Gabriel Lundberg – 7

Quando c’è da decidere una partita, basta dargli la palla. Lo ha fatto diverse volte in Eurolega in questa stagione, l’ha fatto in gara 2 di finale scudetto. 68-62, un minuto e mezzo più o meno al termine e arresto e tiro che chiude definitivamente il match. La differenza tra avere o non avere a disposizione Iffe Lundberg sta tutta in quel canestro. Il resto della sua partita è ampiamente sotto la norma: 1/4 da due, 4 punti totali, 3 rimbalzi e 1 di valutazione.
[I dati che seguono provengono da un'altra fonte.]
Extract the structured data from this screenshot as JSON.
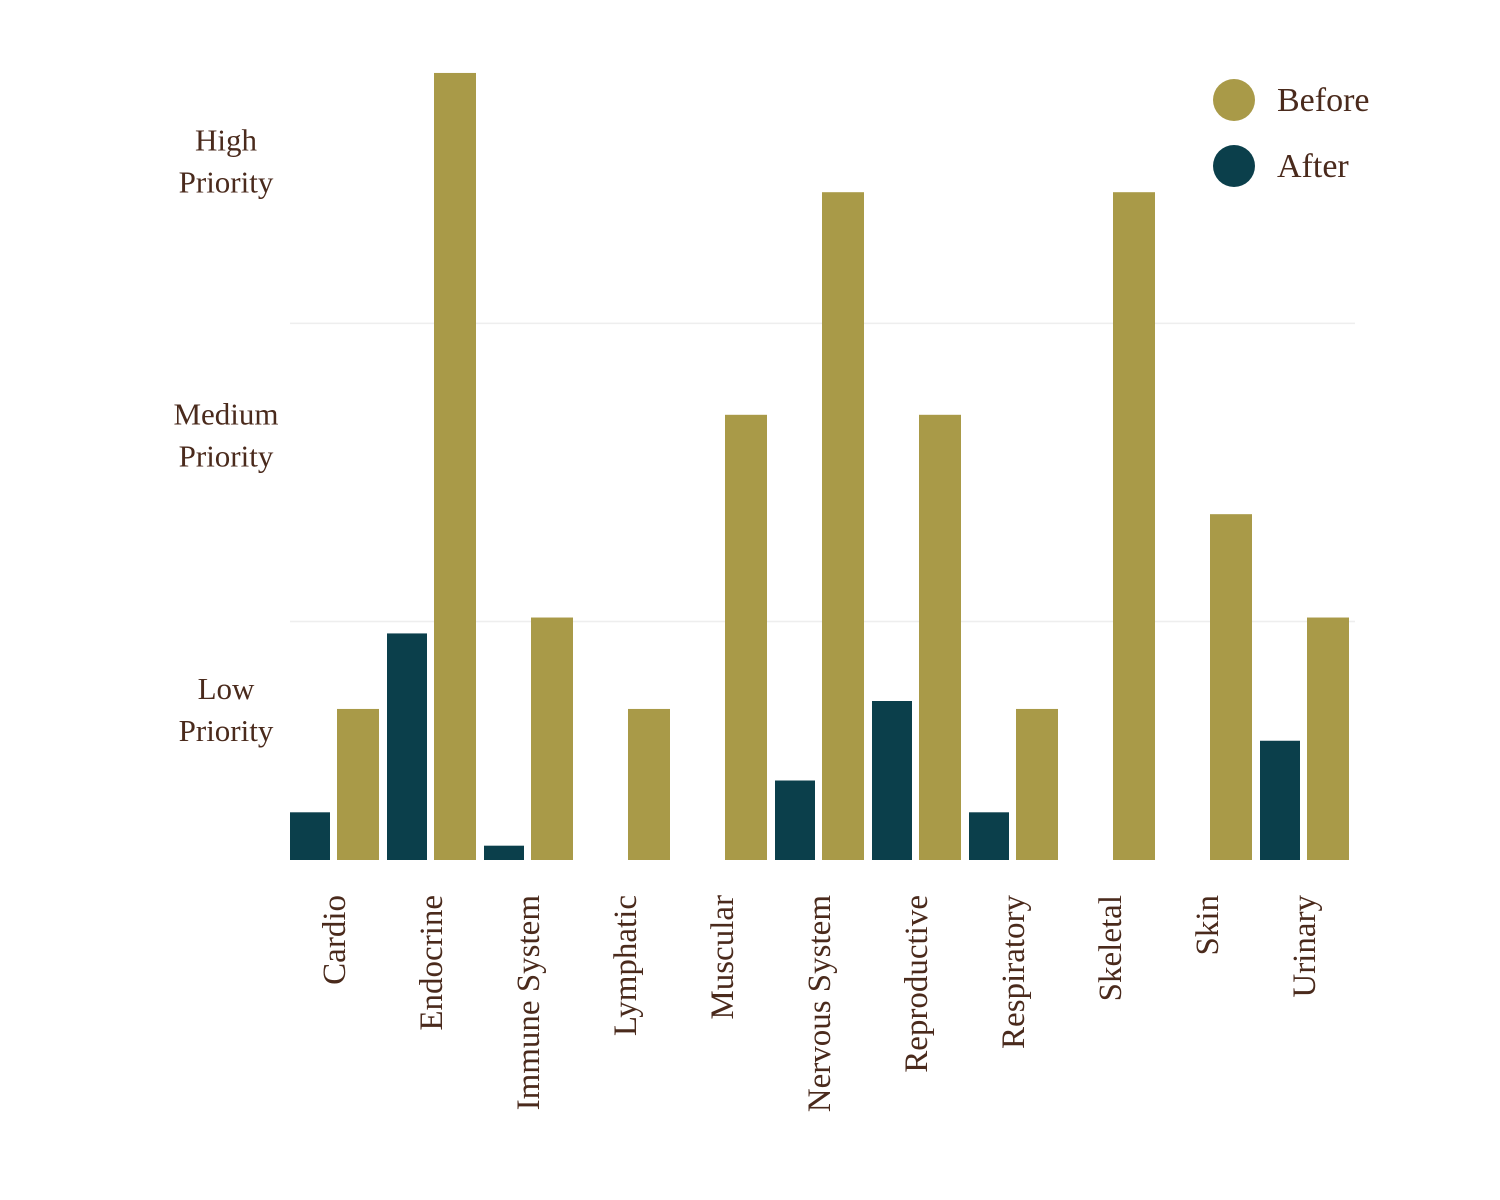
{
  "chart_data": {
    "type": "bar",
    "title": "",
    "xlabel": "",
    "ylabel": "",
    "categories": [
      "Cardio",
      "Endocrine",
      "Immune System",
      "Lymphatic",
      "Muscular",
      "Nervous System",
      "Reproductive",
      "Respiratory",
      "Skeletal",
      "Skin",
      "Urinary"
    ],
    "series": [
      {
        "name": "After",
        "color": "#0b3f4b",
        "values": [
          0.6,
          2.85,
          0.18,
          0,
          0,
          1.0,
          2.0,
          0.6,
          0,
          0,
          1.5
        ]
      },
      {
        "name": "Before",
        "color": "#a99a48",
        "values": [
          1.9,
          9.9,
          3.05,
          1.9,
          5.6,
          8.4,
          5.6,
          1.9,
          8.4,
          4.35,
          3.05
        ]
      }
    ],
    "ylim": [
      0,
      10
    ],
    "grid_values": [
      3,
      6.75
    ],
    "y_tick_labels": [
      {
        "value": 1.9,
        "lines": [
          "Low",
          "Priority"
        ]
      },
      {
        "value": 5.35,
        "lines": [
          "Medium",
          "Priority"
        ]
      },
      {
        "value": 8.8,
        "lines": [
          "High",
          "Priority"
        ]
      }
    ],
    "legend": {
      "position": "top-right",
      "entries": [
        {
          "label": "Before",
          "color": "#a99a48"
        },
        {
          "label": "After",
          "color": "#0b3f4b"
        }
      ]
    },
    "grid": true
  }
}
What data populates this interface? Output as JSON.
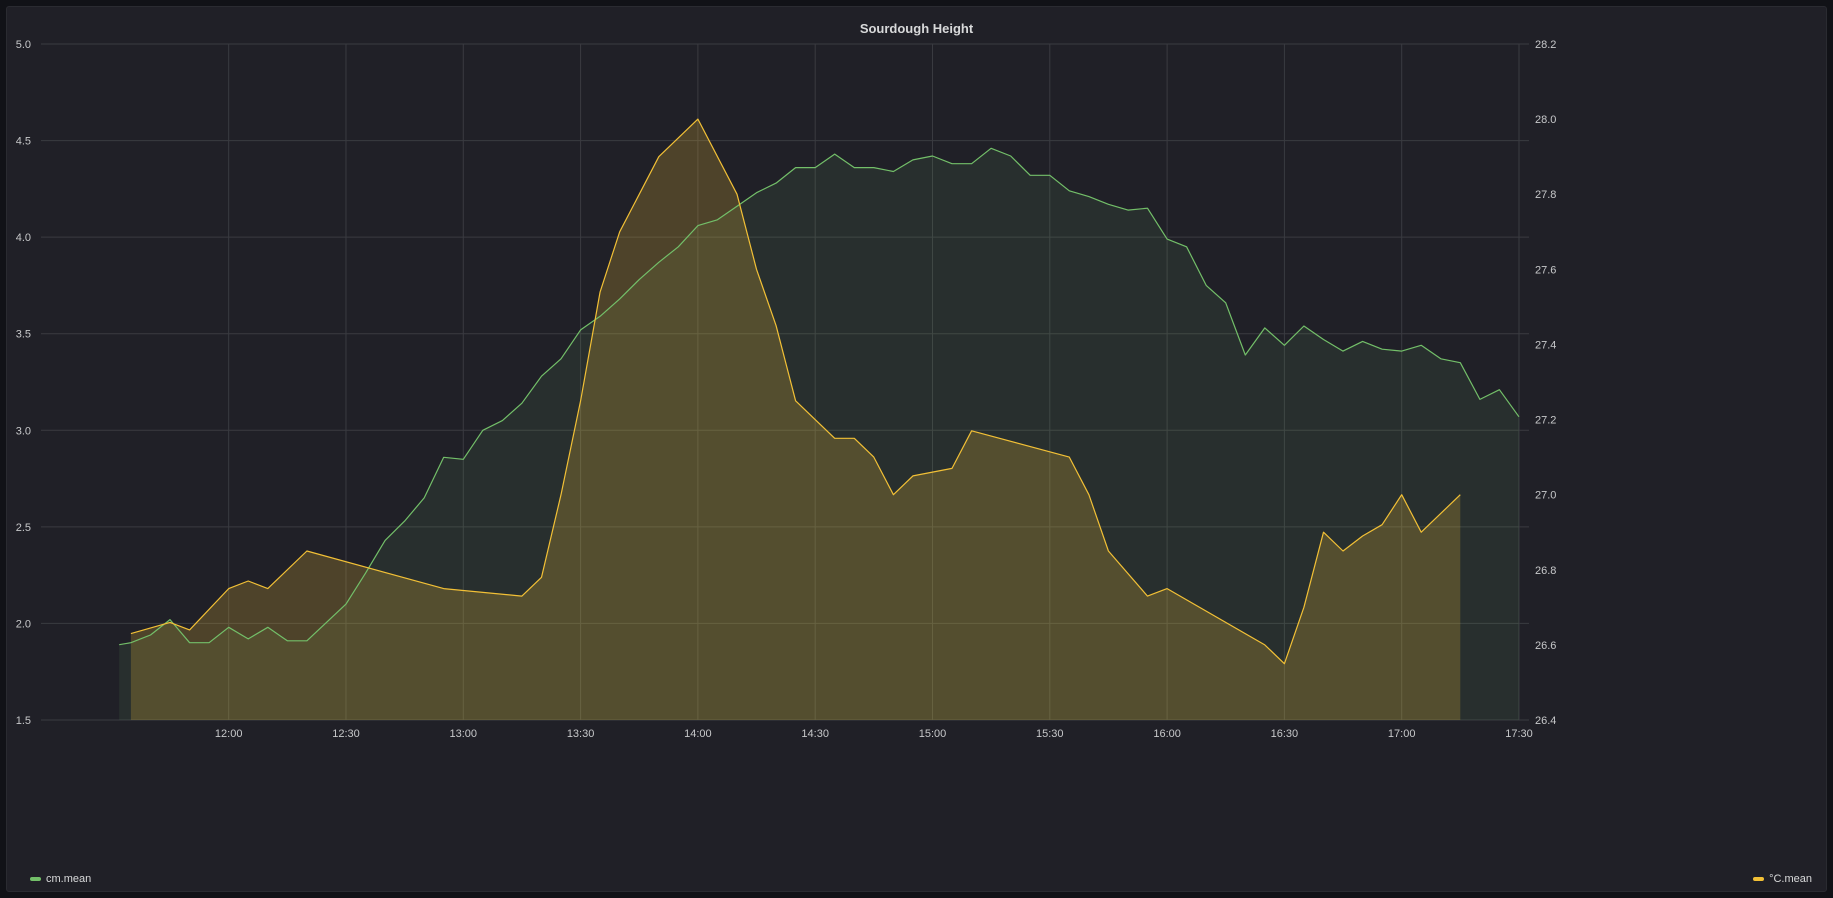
{
  "chart_data": {
    "type": "line",
    "title": "Sourdough Height",
    "x_ticks": [
      "12:00",
      "12:30",
      "13:00",
      "13:30",
      "14:00",
      "14:30",
      "15:00",
      "15:30",
      "16:00",
      "16:30",
      "17:00",
      "17:30"
    ],
    "x_range_minutes": [
      672,
      1050
    ],
    "y_left": {
      "range": [
        1.5,
        5.0
      ],
      "ticks": [
        "1.5",
        "2.0",
        "2.5",
        "3.0",
        "3.5",
        "4.0",
        "4.5",
        "5.0"
      ]
    },
    "y_right": {
      "range": [
        26.4,
        28.2
      ],
      "ticks": [
        "26.4",
        "26.6",
        "26.8",
        "27.0",
        "27.2",
        "27.4",
        "27.6",
        "27.8",
        "28.0",
        "28.2"
      ]
    },
    "grid": true,
    "legend_placement": "bottom",
    "series": [
      {
        "name": "cm.mean",
        "axis": "left",
        "color": "#73bf69",
        "x": [
          "11:32",
          "11:35",
          "11:40",
          "11:45",
          "11:50",
          "11:55",
          "12:00",
          "12:05",
          "12:10",
          "12:15",
          "12:20",
          "12:30",
          "12:35",
          "12:40",
          "12:45",
          "12:50",
          "12:55",
          "13:00",
          "13:05",
          "13:10",
          "13:15",
          "13:20",
          "13:25",
          "13:30",
          "13:35",
          "13:40",
          "13:45",
          "13:50",
          "13:55",
          "14:00",
          "14:05",
          "14:10",
          "14:15",
          "14:20",
          "14:25",
          "14:30",
          "14:35",
          "14:40",
          "14:45",
          "14:50",
          "14:55",
          "15:00",
          "15:05",
          "15:10",
          "15:15",
          "15:20",
          "15:25",
          "15:30",
          "15:35",
          "15:40",
          "15:45",
          "15:50",
          "15:55",
          "16:00",
          "16:05",
          "16:10",
          "16:15",
          "16:20",
          "16:25",
          "16:30",
          "16:35",
          "16:40",
          "16:45",
          "16:50",
          "16:55",
          "17:00",
          "17:05",
          "17:10",
          "17:15",
          "17:20",
          "17:25",
          "17:30"
        ],
        "values": [
          1.89,
          1.9,
          1.94,
          2.02,
          1.9,
          1.9,
          1.98,
          1.92,
          1.98,
          1.91,
          1.91,
          2.1,
          2.26,
          2.43,
          2.53,
          2.65,
          2.86,
          2.85,
          3.0,
          3.05,
          3.14,
          3.28,
          3.37,
          3.52,
          3.59,
          3.68,
          3.78,
          3.87,
          3.95,
          4.06,
          4.09,
          4.16,
          4.23,
          4.28,
          4.36,
          4.36,
          4.43,
          4.36,
          4.36,
          4.34,
          4.4,
          4.42,
          4.38,
          4.38,
          4.46,
          4.42,
          4.32,
          4.32,
          4.24,
          4.21,
          4.17,
          4.14,
          4.15,
          3.99,
          3.95,
          3.75,
          3.66,
          3.39,
          3.53,
          3.44,
          3.54,
          3.47,
          3.41,
          3.46,
          3.42,
          3.41,
          3.44,
          3.37,
          3.35,
          3.16,
          3.21,
          3.07
        ]
      },
      {
        "name": "°C.mean",
        "axis": "right",
        "color": "#f2c036",
        "x": [
          "11:35",
          "11:45",
          "11:50",
          "12:00",
          "12:05",
          "12:10",
          "12:20",
          "12:55",
          "13:15",
          "13:20",
          "13:25",
          "13:30",
          "13:35",
          "13:40",
          "13:50",
          "14:00",
          "14:10",
          "14:15",
          "14:20",
          "14:25",
          "14:35",
          "14:40",
          "14:45",
          "14:50",
          "14:55",
          "15:05",
          "15:10",
          "15:35",
          "15:40",
          "15:45",
          "15:55",
          "16:00",
          "16:25",
          "16:30",
          "16:35",
          "16:40",
          "16:45",
          "16:50",
          "16:55",
          "17:00",
          "17:05",
          "17:15"
        ],
        "values": [
          26.63,
          26.66,
          26.64,
          26.75,
          26.77,
          26.75,
          26.85,
          26.75,
          26.73,
          26.78,
          27.0,
          27.25,
          27.54,
          27.7,
          27.9,
          28.0,
          27.8,
          27.6,
          27.45,
          27.25,
          27.15,
          27.15,
          27.1,
          27.0,
          27.05,
          27.07,
          27.17,
          27.1,
          27.0,
          26.85,
          26.73,
          26.75,
          26.6,
          26.55,
          26.7,
          26.9,
          26.85,
          26.89,
          26.92,
          27.0,
          26.9,
          27.0
        ]
      }
    ]
  }
}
Ma se sei un giocatore clutch, puoi decidere una partita nel finale anche dopo aver sonnecchiato per tutto il tempo precedente.

Alessandro Pajola – 7.5

A leggere il tabellino la sua sembra una prova normale; ma chi ha visto la partita sa che non è così. Al di là dei 4 punti segnati con un onestissimo 2/3 dal campo, a fare la differenza sono stati i 7 rimbalzi, i 4 recuperi e i 10 assist, che gli hanno fatto assemblare la valutazione più alta della squadra: 23. Giocatore imprescindibile per la Virtus, che quando trova Hackett stanco, sa dove andare ad attingere per avere quella botta di energia che spesso cambia il corso delle partite. Il tap in finale andando a rimbalzo in attacco è un condensato di Alessandro Pajola da far vedere ai giovani.

Shavon Shields – 5

In questo caso invece il tabellino dice molto, se non tutto, della sua partita e di quella dell’Olimpia. L’EA7 ha disputato una gara gagliarda, giocandosela fino all’ultimo minuto – prima del canestro del +8 di Lundberg – e dopo aver dato l’impressione inizialmente di potersela rendere facile. Shields però è stato assente: 5 punti, 8 tiri tentati, un rimbalzo, -13 di valutazione, la peggiore del match. C’è una Milano con e senza Shields e, quando è il secondo caso, si sente!

Nikola Mirotic – 7

Il suo momento è assolutamente positivo, ma resta sempre più evidente la difficile compatibilità in campo con Melli. Se lui in gara 2 ha chiuso una prestazione concreta fatta di 13 punti con 4/13 al tiro e 7 rimbalzi, Melli non è andato oltre i 7 punti realizzati e, soprattutto, i 7 tiri. La loro convivenza non è pensabile possa essere riproposta nella prossima stagione, a meno di non dare un assetto e gerarchie completamente diverse alla squadra. E’ evidente che se rende uno, difficilmente rende l’altro, almeno da un punto di vista realizzativo. Mirotic è stato uno dei migliori dei suoi e il voto lo dimostra; Messina sa di non poterne fare a meno e che il suo contratto dura fino al 2026, ergo sta cercando di dargli quanto più possibile la palla tra le mani per possessi importanti, dando forse il segnale che, se dovesse esserci qualcuno a lasciare Milano in estate, questi potrebbe essere il suo concorrente, Nick Melli.